Kinnel: Essentially it's funds that have been the most aggressive at chasing yield are the ones that have done this, and in particular, Oppenheimer Rochester funds, which has long been maybe the most aggressive player out there in the fund world, have some very big stakes. Oppenheimer's Maryland Fund has about a 50% stake in Puerto Rico; that's as of end of May. Their Virginia Fund has a significant chunk; and even the New York and California funds have 10% or 20%. And in fact the worst-performing muni funds are largely Oppenheimer funds as well as Franklin has a Double Tax-Free Fund, which was a more or less all Puerto Rico, which is in the process of liquidating and those are all the worst performers for the year.

Now if you've got a Vanguard or Fidelity muni funds, you probably have nothing in Puerto Rico. It really illustrates the difference that they are very concerned with capital preservation and have a high-quality emphasis and Puerto Rico has been a long, growing problem. So a lot of the more quality-centric, more risk-averse firms have long been out of those munis.

Benz: So it's probably too late now for people who already own some of these Puerto Rican-laden muni bond funds, but it sounds like a message would be, if I see a yield that's substantially higher than maybe is the norm in a category, that should be a red flag, something at least that would get me digging about what's going on, what risks are being taken on in this portfolio?

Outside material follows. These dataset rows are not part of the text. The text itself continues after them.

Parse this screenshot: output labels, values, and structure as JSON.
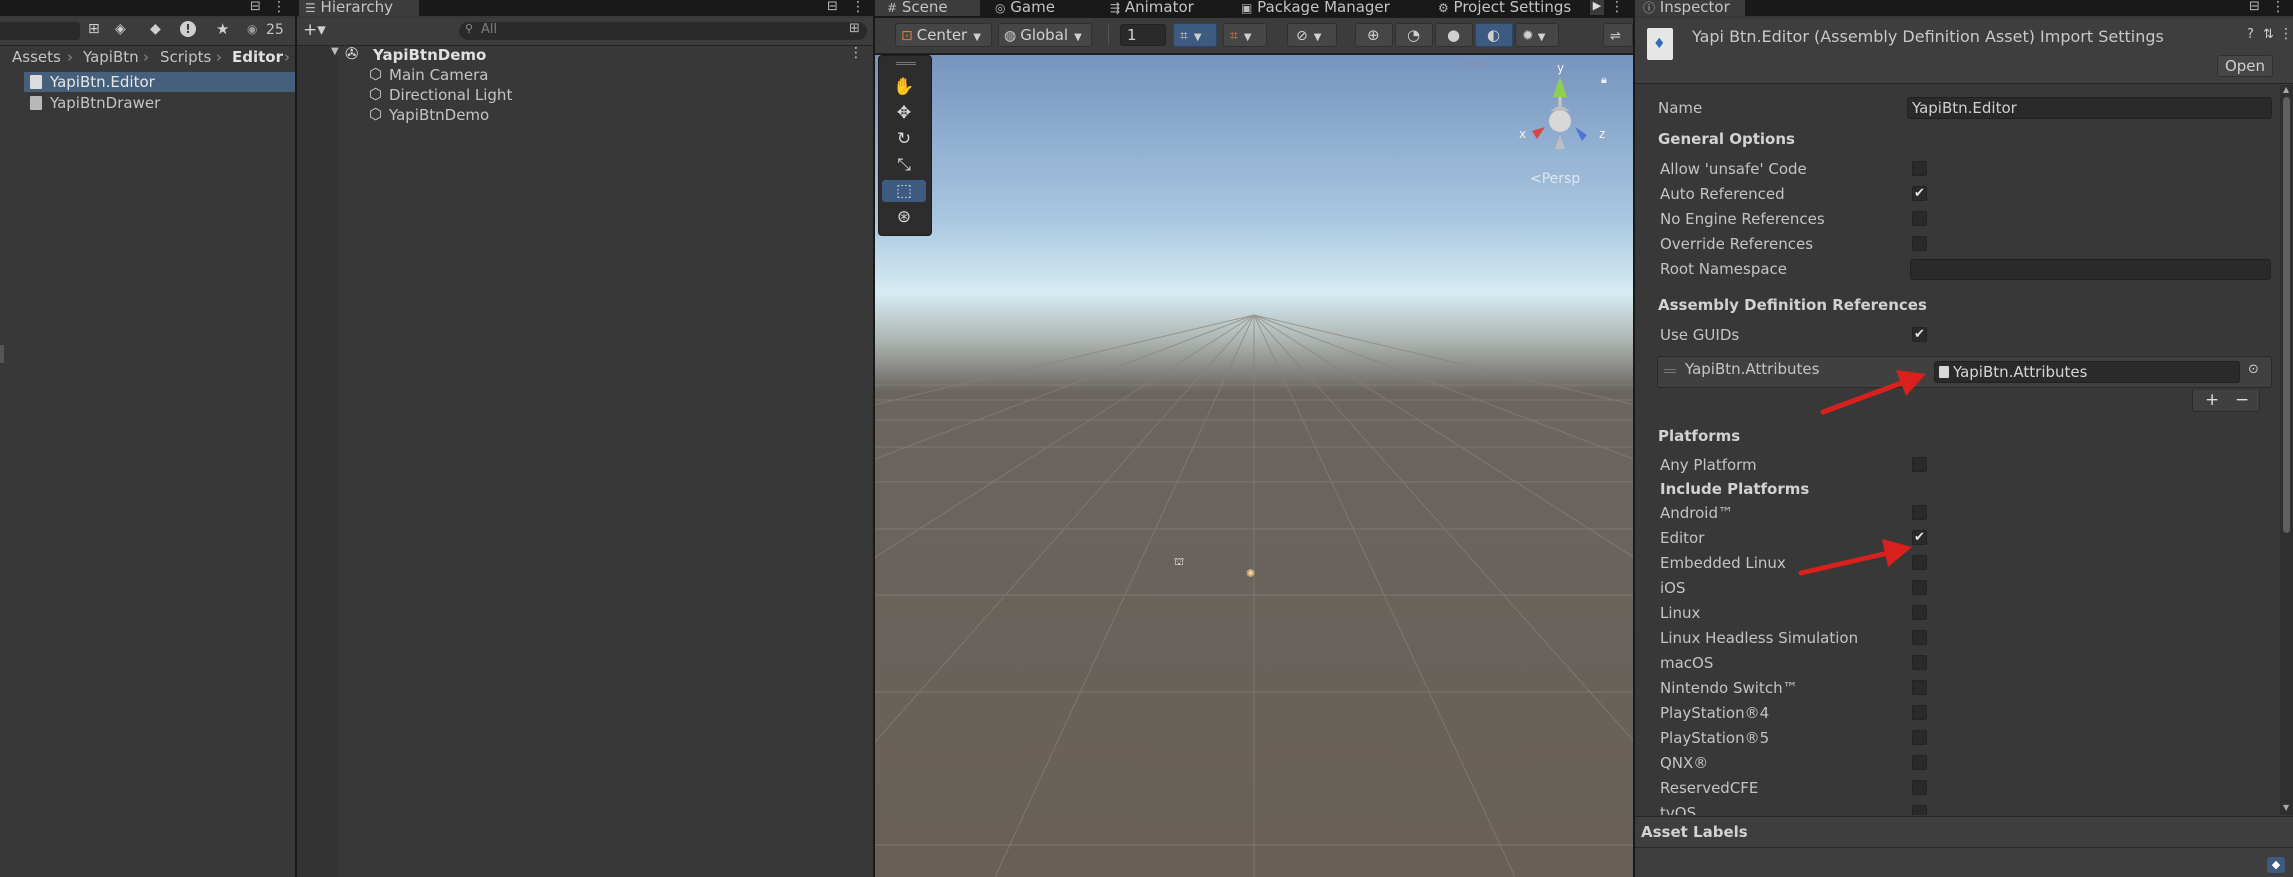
{
  "project": {
    "tab_lock": "⊟",
    "tab_menu": "⋮",
    "toolbar_count": "25",
    "breadcrumb": [
      "Assets",
      "YapiBtn",
      "Scripts",
      "Editor"
    ],
    "breadcrumb_sep": "›",
    "files": [
      "YapiBtn.Editor",
      "YapiBtnDrawer"
    ]
  },
  "hierarchy": {
    "tab_label": "Hierarchy",
    "add_label": "+▾",
    "search_placeholder": "All",
    "scene": "YapiBtnDemo",
    "objects": [
      "Main Camera",
      "Directional Light",
      "YapiBtnDemo"
    ]
  },
  "tabs": {
    "scene": "Scene",
    "game": "Game",
    "animator": "Animator",
    "package_manager": "Package Manager",
    "project_settings": "Project Settings"
  },
  "scene_toolbar": {
    "pivot": "Center",
    "space": "Global",
    "grid_value": "1",
    "persp_label": "<Persp",
    "gizmo_x": "x",
    "gizmo_y": "y",
    "gizmo_z": "z"
  },
  "inspector": {
    "tab_label": "Inspector",
    "title": "Yapi Btn.Editor (Assembly Definition Asset) Import Settings",
    "open_button": "Open",
    "name_label": "Name",
    "name_value": "YapiBtn.Editor",
    "general_options": "General Options",
    "options": [
      {
        "label": "Allow 'unsafe' Code",
        "checked": false
      },
      {
        "label": "Auto Referenced",
        "checked": true
      },
      {
        "label": "No Engine References",
        "checked": false
      },
      {
        "label": "Override References",
        "checked": false
      }
    ],
    "root_namespace_label": "Root Namespace",
    "root_namespace_value": "",
    "assembly_refs": "Assembly Definition References",
    "use_guids_label": "Use GUIDs",
    "use_guids_checked": true,
    "reference_label": "YapiBtn.Attributes",
    "reference_value": "YapiBtn.Attributes",
    "add_button": "+",
    "remove_button": "−",
    "platforms": "Platforms",
    "any_platform": "Any Platform",
    "any_platform_checked": false,
    "include_platforms": "Include Platforms",
    "platform_list": [
      {
        "label": "Android™",
        "checked": false
      },
      {
        "label": "Editor",
        "checked": true
      },
      {
        "label": "Embedded Linux",
        "checked": false
      },
      {
        "label": "iOS",
        "checked": false
      },
      {
        "label": "Linux",
        "checked": false
      },
      {
        "label": "Linux Headless Simulation",
        "checked": false
      },
      {
        "label": "macOS",
        "checked": false
      },
      {
        "label": "Nintendo Switch™",
        "checked": false
      },
      {
        "label": "PlayStation®4",
        "checked": false
      },
      {
        "label": "PlayStation®5",
        "checked": false
      },
      {
        "label": "QNX®",
        "checked": false
      },
      {
        "label": "ReservedCFE",
        "checked": false
      },
      {
        "label": "tvOS",
        "checked": false
      }
    ],
    "asset_labels": "Asset Labels"
  },
  "colors": {
    "annotation_arrow": "#d8201c",
    "selection": "#2c5d87",
    "panel": "#383838"
  }
}
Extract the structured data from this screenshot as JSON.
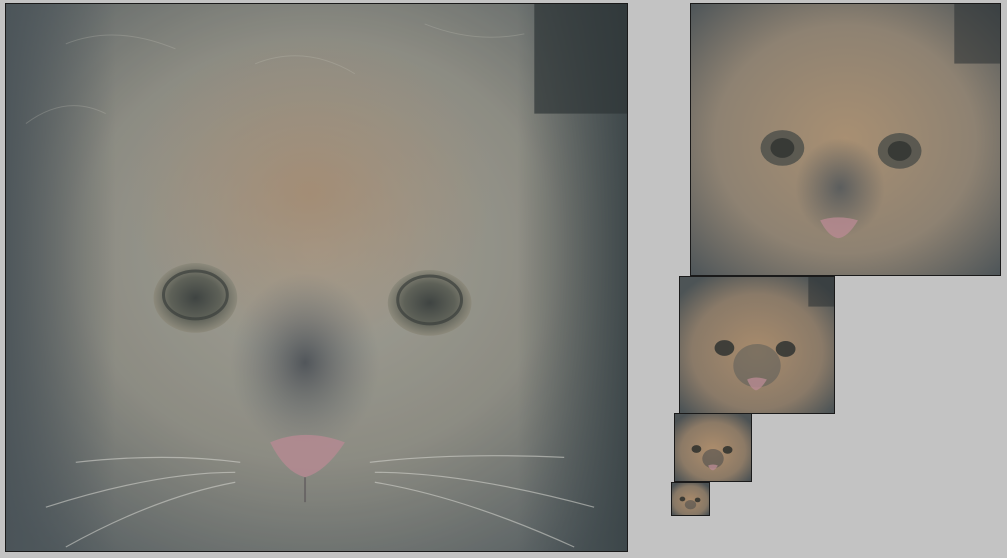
{
  "scene": "hybrid-image-pyramid",
  "colors": {
    "background": "#c3c3c3",
    "border": "#1a1a1a",
    "fur_light": "#a9a597",
    "fur_warm": "#a08a70",
    "shadow": "#3c4448",
    "nose": "#b48a92"
  },
  "panels": [
    {
      "name": "hybrid-panel-full",
      "subject": "cat-face"
    },
    {
      "name": "hybrid-panel-half",
      "subject": "dog-face"
    },
    {
      "name": "hybrid-panel-quarter",
      "subject": "dog-face"
    },
    {
      "name": "hybrid-panel-eighth",
      "subject": "dog-face"
    },
    {
      "name": "hybrid-panel-sixteenth",
      "subject": "dog-face"
    }
  ]
}
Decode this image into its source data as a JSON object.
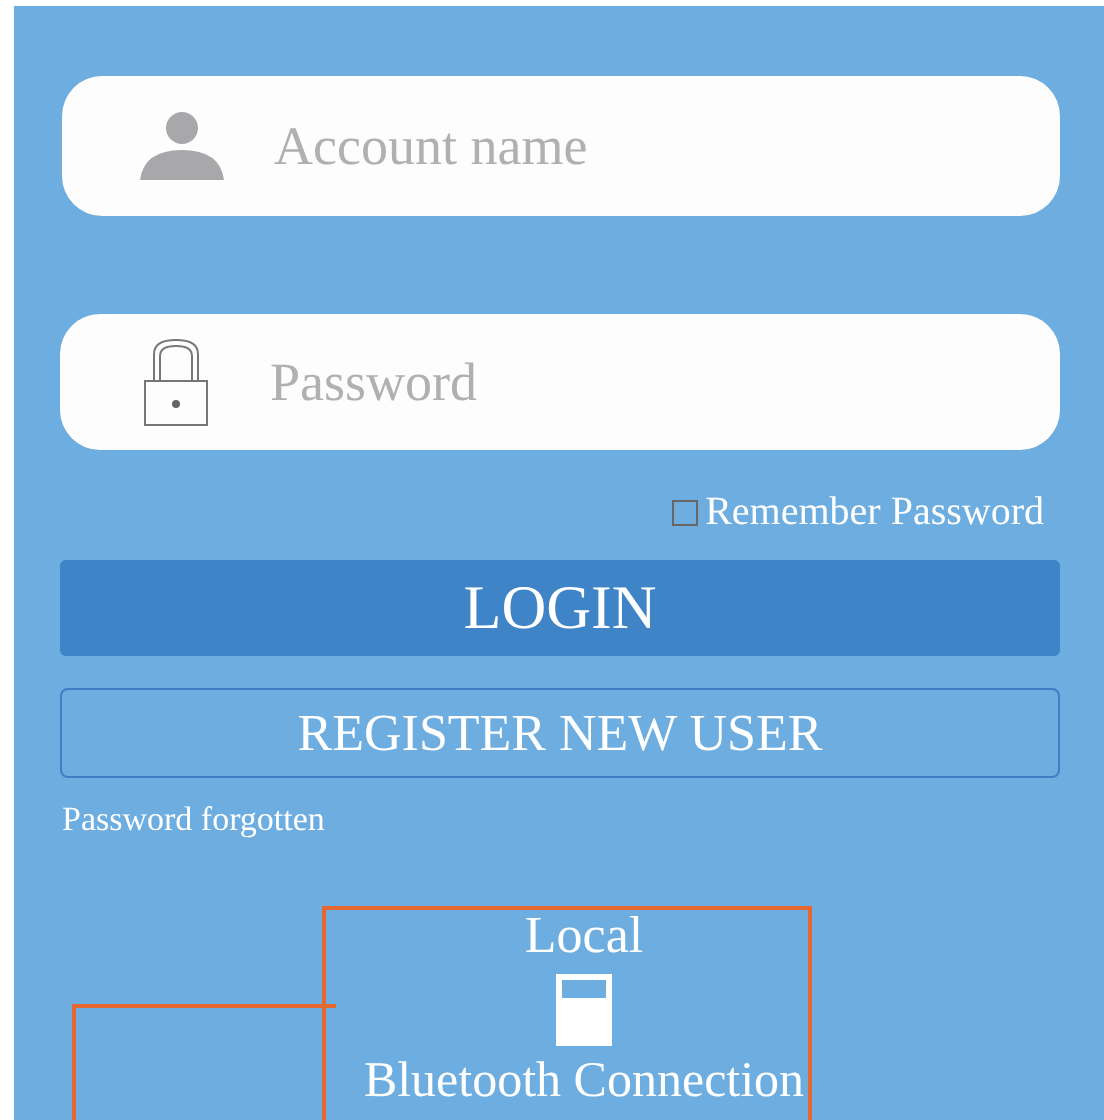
{
  "account_field": {
    "placeholder": "Account name"
  },
  "password_field": {
    "placeholder": "Password"
  },
  "remember_password": {
    "label": "Remember Password",
    "checked": false
  },
  "login_button": "LOGIN",
  "register_button": "REGISTER NEW USER",
  "forgot_link": "Password forgotten",
  "connection": {
    "title": "Local",
    "label": "Bluetooth Connection"
  }
}
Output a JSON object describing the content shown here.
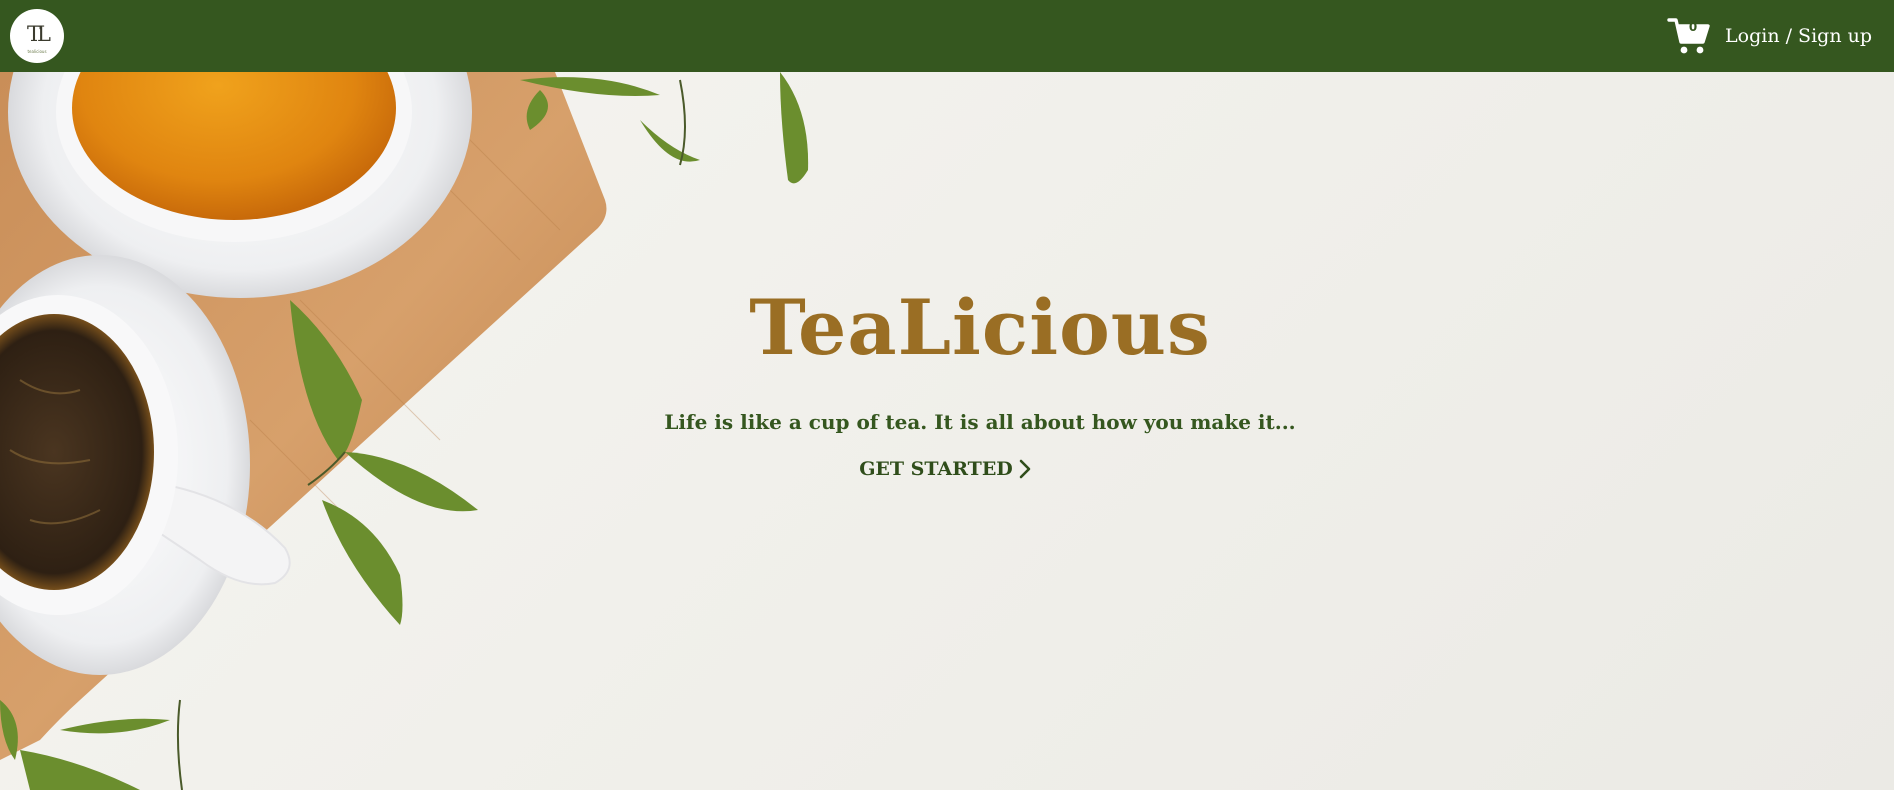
{
  "nav": {
    "logo_text": "TL",
    "logo_subtext": "tealicious",
    "cart_count": "0",
    "login_label": "Login / Sign up"
  },
  "hero": {
    "title": "TeaLicious",
    "tagline": "Life is like a cup of tea. It is all about how you make it...",
    "cta_label": "GET STARTED"
  },
  "icons": {
    "cart": "cart-icon",
    "cta_arrow": "chevron-right-icon",
    "logo": "logo"
  },
  "colors": {
    "navbar": "#35571f",
    "title": "#9a6e24",
    "tagline": "#35571f",
    "background": "#f3f2ee"
  }
}
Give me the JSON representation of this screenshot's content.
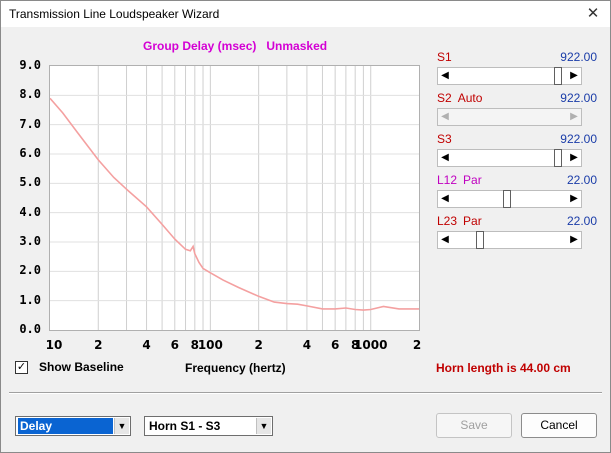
{
  "window": {
    "title": "Transmission Line Loudspeaker Wizard",
    "close_glyph": "✕"
  },
  "chart_title": {
    "quantity": "Group Delay (msec)",
    "mode": "Unmasked"
  },
  "chart_data": {
    "type": "line",
    "title": "Group Delay (msec)   Unmasked",
    "xlabel": "Frequency (hertz)",
    "ylabel": "",
    "x_scale": "log",
    "xlim": [
      10,
      2000
    ],
    "ylim": [
      0,
      9
    ],
    "grid": true,
    "ytick_labels": [
      "9.0",
      "8.0",
      "7.0",
      "6.0",
      "5.0",
      "4.0",
      "3.0",
      "2.0",
      "1.0",
      "0.0"
    ],
    "xtick_labels": [
      {
        "v": 10,
        "t": "10"
      },
      {
        "v": 20,
        "t": "2"
      },
      {
        "v": 40,
        "t": "4"
      },
      {
        "v": 60,
        "t": "6"
      },
      {
        "v": 80,
        "t": "8"
      },
      {
        "v": 100,
        "t": "100"
      },
      {
        "v": 200,
        "t": "2"
      },
      {
        "v": 400,
        "t": "4"
      },
      {
        "v": 600,
        "t": "6"
      },
      {
        "v": 800,
        "t": "8"
      },
      {
        "v": 1000,
        "t": "1000"
      },
      {
        "v": 2000,
        "t": "2"
      }
    ],
    "series": [
      {
        "color": "#f4a0a0",
        "x": [
          10,
          12,
          15,
          20,
          25,
          30,
          40,
          50,
          60,
          70,
          75,
          78,
          80,
          85,
          90,
          100,
          120,
          150,
          200,
          250,
          300,
          350,
          400,
          500,
          600,
          700,
          800,
          900,
          1000,
          1200,
          1500,
          2000
        ],
        "y": [
          7.9,
          7.4,
          6.7,
          5.8,
          5.2,
          4.8,
          4.2,
          3.6,
          3.1,
          2.75,
          2.7,
          2.85,
          2.6,
          2.3,
          2.1,
          1.95,
          1.7,
          1.45,
          1.15,
          0.95,
          0.9,
          0.88,
          0.82,
          0.72,
          0.72,
          0.75,
          0.7,
          0.68,
          0.7,
          0.8,
          0.72,
          0.72
        ]
      }
    ]
  },
  "sliders": [
    {
      "label": "S1",
      "mode": "",
      "value": "922.00",
      "position": 0.95,
      "enabled": true,
      "label_color": "#c00000"
    },
    {
      "label": "S2",
      "mode": "Auto",
      "value": "922.00",
      "position": null,
      "enabled": false,
      "label_color": "#c00000"
    },
    {
      "label": "S3",
      "mode": "",
      "value": "922.00",
      "position": 0.95,
      "enabled": true,
      "label_color": "#c00000"
    },
    {
      "label": "L12",
      "mode": "Par",
      "value": "22.00",
      "position": 0.48,
      "enabled": true,
      "label_color": "#c000c0"
    },
    {
      "label": "L23",
      "mode": "Par",
      "value": "22.00",
      "position": 0.22,
      "enabled": true,
      "label_color": "#c00000"
    }
  ],
  "show_baseline": {
    "label": "Show Baseline",
    "checked": true
  },
  "x_axis_label": "Frequency (hertz)",
  "horn_length": "Horn length is 44.00 cm",
  "plot_select": {
    "value": "Delay"
  },
  "range_select": {
    "value": "Horn S1 - S3"
  },
  "buttons": {
    "save": "Save",
    "cancel": "Cancel"
  }
}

Kinnel: That's right. And unfortunately there are still some people who buy funds based on their yield, and that's a really backward way to do it. Higher yield means higher risk, and it often is the case that even a little higher yield in the bond world comes with a lot more risk. So it's not just an incremental move up in yield means incremental move up in risk. And that's what's illustrated here.

In the bond world, credit risk is sneaky. It can lay dormant. For the last 10 years Puerto Rico barely started to hit. Another kind of credit risk in munis rarely hits, but when it does hit it can be a really big problem. So even just looking at the last say three or five years of returns does not necessarily tell you that there's added risk.

Benz: We have experienced some volatility across markets. Equity markets have not behaved well recently, and it seems like we could potentially be entering a period of higher volatility. It sounds like your messages are know what's in your portfolio. Also don't use the rearview mirror necessarily to drive the car. Any other takeaways for investors navigating what could be a volatile market for the rest of the summer?

Kinnel: I think these things are always hard to predict. You might have thought the problems in Greece would mean the euro would get killed versus the dollar, and it briefly sold off and then came right back, and I think that's right about where it was last week as we speak. So these things can be hard to predict. A lot of the equity markets have rebounded because they can be priced in.

I think diversification, caution, understanding your fund's risks and your overall portfolio risks will get you through these times. And generally it's worth remembering what Warren Buffett says about be greedy when others are fearful and fearful when others are greedy. This has been a time when most people have been greedy. But if we start to get where most people are fearful, some bargains might pop up.

Benz: Russ, thank you so much for being here to share your insights.

Kinnel: You're welcome.

Benz: Thanks for watching. I'm Christine Benz from Morningstar.com.